November 5, 2009 at 9:37 am
If by minor you mean less significant than the fact that this was a Democratic win in a solidly Republican district at a time when Republicans are more disaffected than they have been in years, then yes, they are.
Furthermore, the Democrats had far less reason to turn out for a national race this year, because they had far less to prove. Facts are that Owens should never have won that seat and Hoffman was comfortably ahead of his Republican counterpart in polling before she quit.
And the “relatively unknown” Hoffman had insane amounts of support from the conservative hive mind.
Gah, who cares? This is stupid.
Wes
November 5, 2009 at 9:49 am
“a time when Republicans are more disaffected than they have been in years,”
I’ve got to disagree with you there. I contend that they were far more disaffected from 06 through 08. They are starting to get their act together. In a way it is eazier to lure voters to your side while you are not in power. After all you can’t be blamed when things go wrong. Think about the Dems in the later Bush years.

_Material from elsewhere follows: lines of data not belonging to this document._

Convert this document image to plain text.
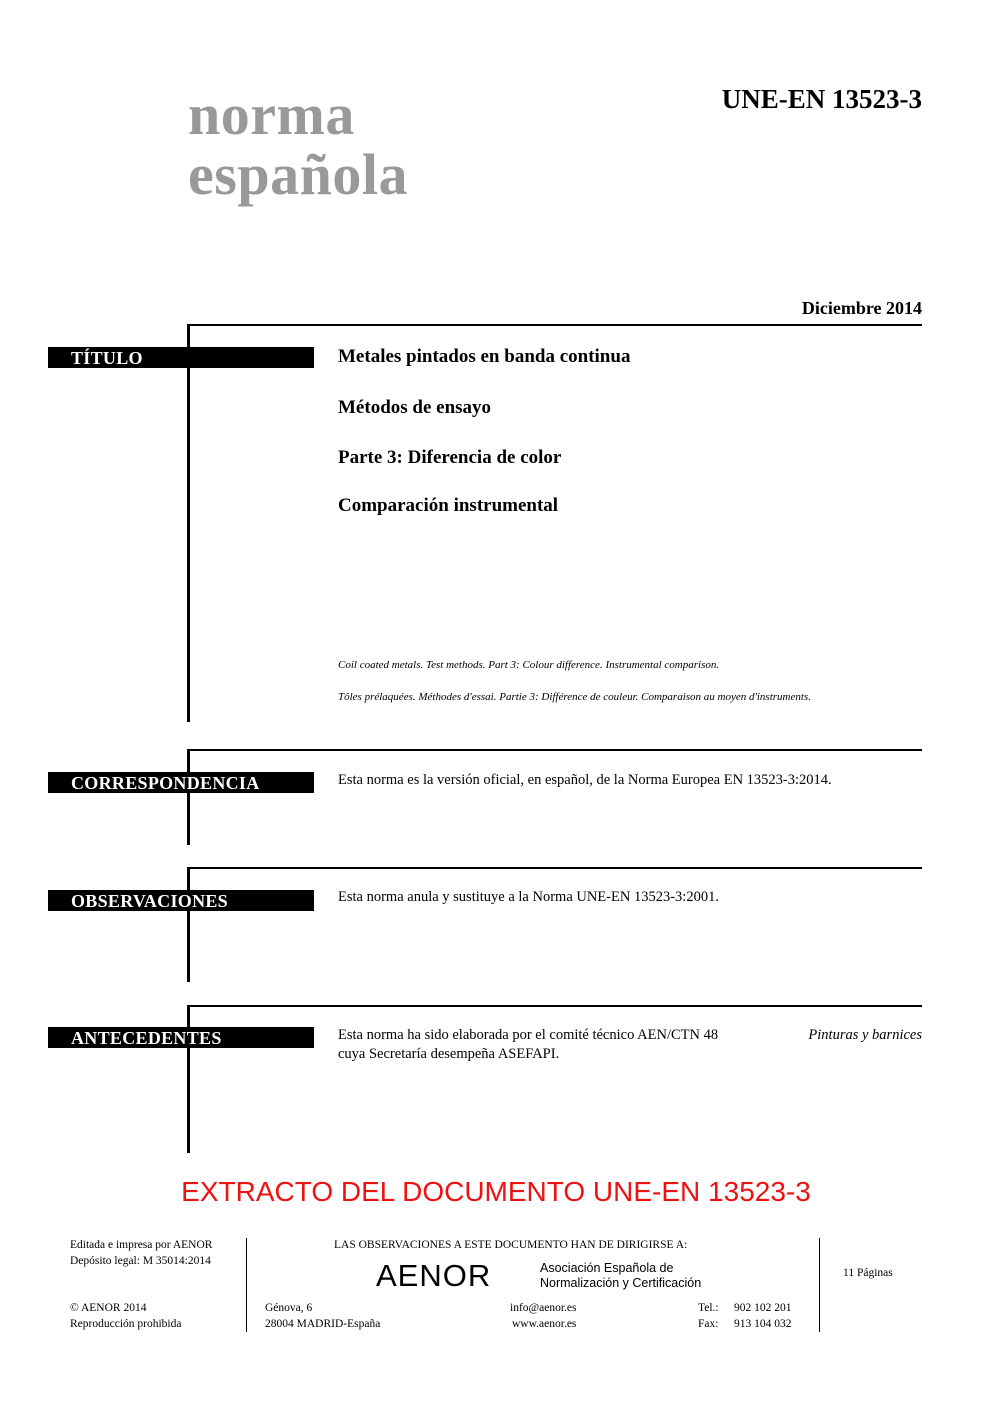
norma
española
UNE-EN 13523-3
Diciembre 2014
TÍTULO	Metales pintados en banda continua
Métodos de ensayo
Parte 3: Diferencia de color
Comparación instrumental
Coil coated metals. Test methods. Part 3: Colour difference. Instrumental comparison.
Tôles prélaquées. Méthodes d'essai. Partie 3: Différence de couleur. Comparaison au moyen d'instruments.
CORRESPONDENCIA	Esta norma es la versión oficial, en español, de la Norma Europea EN 13523-3:2014.
OBSERVACIONES	Esta norma anula y sustituye a la Norma UNE-EN 13523-3:2001.
ANTECEDENTES	Esta norma ha sido elaborada por el comité técnico AEN/CTN 48	Pinturas y barnices
cuya Secretaría desempeña ASEFAPI.
EXTRACTO DEL DOCUMENTO UNE-EN 13523-3
Editada e impresa por AENOR
Depósito legal: M 35014:2014
© AENOR 2014
Reproducción prohibida
LAS OBSERVACIONES A ESTE DOCUMENTO HAN DE DIRIGIRSE A:
AENOR	Asociación Española de
Normalización y Certificación
Génova, 6
28004 MADRID-España
info@aenor.es
www.aenor.es
Tel.: 902 102 201
Fax: 913 104 032
11 Páginas
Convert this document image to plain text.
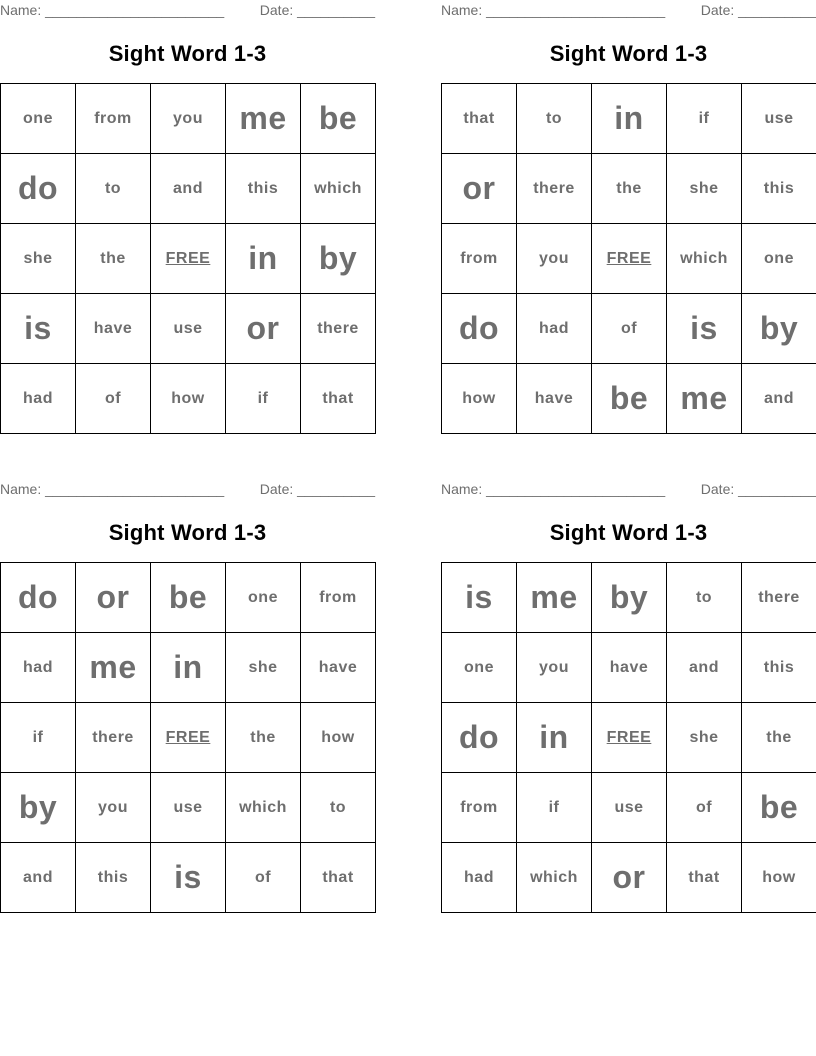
Name: _______________________	Date: __________
Sight Word 1-3
one	from	you	me	be
do	to	and	this	which
she	the	FREE	in	by
is	have	use	or	there
had	of	how	if	that
Name: _______________________	Date: __________
Sight Word 1-3
that	to	in	if	use
or	there	the	she	this
from	you	FREE	which	one
do	had	of	is	by
how	have	be	me	and
Name: _______________________	Date: __________
Sight Word 1-3
do	or	be	one	from
had	me	in	she	have
if	there	FREE	the	how
by	you	use	which	to
and	this	is	of	that
Name: _______________________	Date: __________
Sight Word 1-3
is	me	by	to	there
one	you	have	and	this
do	in	FREE	she	the
from	if	use	of	be
had	which	or	that	how
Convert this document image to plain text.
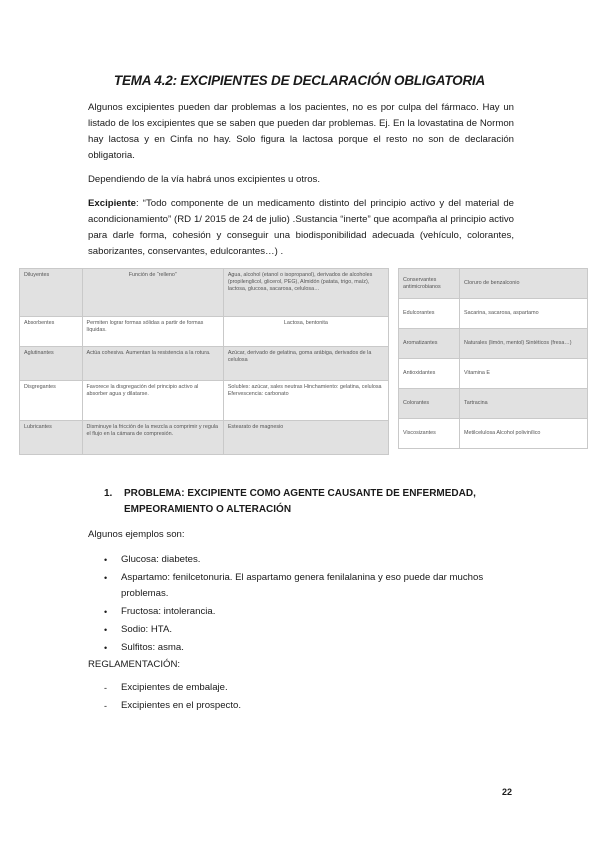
TEMA 4.2: EXCIPIENTES DE DECLARACIÓN OBLIGATORIA
Algunos excipientes pueden dar problemas a los pacientes, no es por culpa del fármaco. Hay un listado de los excipientes que se saben que pueden dar problemas. Ej. En la lovastatina de Normon hay lactosa y en Cinfa no hay. Solo figura la lactosa porque el resto no son de declaración obligatoria.
Dependiendo de la vía habrá unos excipientes u otros.
Excipiente: “Todo componente de un medicamento distinto del principio activo y del material de acondicionamiento” (RD 1/ 2015 de 24 de julio) .Sustancia “inerte” que acompaña al principio activo para darle forma, cohesión y conseguir una biodisponibilidad adecuada (vehículo, colorantes, saborizantes, conservantes, edulcorantes…) .
Diluyentes	Función de “relleno”	Agua, alcohol (etanol o isopropanol), derivados de alcoholes (propilenglicol, glicerol, PEG), Almidón (patata, trigo, maíz), lactosa, glucosa, sacarosa, celulosa…
Absorbentes	Permiten lograr formas sólidas a partir de formas líquidas.	Lactosa, bentonita
Aglutinantes	Actúa cohesiva. Aumentan la resistencia a la rotura.	Azúcar, derivado de gelatina, goma arábiga, derivados de la celulosa
Disgregantes	Favorece la disgregación del principio activo al absorber agua y dilatarse.	Solubles: azúcar, sales neutras Hinchamiento: gelatina, celulosa Efervescencia: carbonato
Lubricantes	Disminuye la fricción de la mezcla a comprimir y regula el flujo en la cámara de compresión.	Estearato de magnesio
Conservantes antimicrobianos	Cloruro de benzalconio
Edulcorantes	Sacarina, sacarosa, aspartamo
Aromatizantes	Naturales (limón, mentol) Sintéticos (fresa…)
Antioxidantes	Vitamina E
Colorantes	Tartracina
Viscosizantes	Metilcelulosa Alcohol polivinílico
1. PROBLEMA: EXCIPIENTE COMO AGENTE CAUSANTE DE ENFERMEDAD, EMPEORAMIENTO O ALTERACIÓN
Algunos ejemplos son:
• Glucosa: diabetes.
• Aspartamo: fenilcetonuria. El aspartamo genera fenilalanina y eso puede dar muchos problemas.
• Fructosa: intolerancia.
• Sodio: HTA.
• Sulfitos: asma.
REGLAMENTACIÓN:
- Excipientes de embalaje.
- Excipientes en el prospecto.
22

“Gah, who cares? This is stupid.”
You know I genuinely feel bad for Wes sometimes. For a liberal he almost always presents a passionate, articulate argument but alas he is simply far outnumbered.
thompaine
November 5, 2009 at 10:18 am
I just didn’t get why Scozzafavarazza dropped out. I guess she didn’t want to get embarrassed by how badly she was going to get beaten. Nobody wants to come in third I guess in a nationally followed congressional race.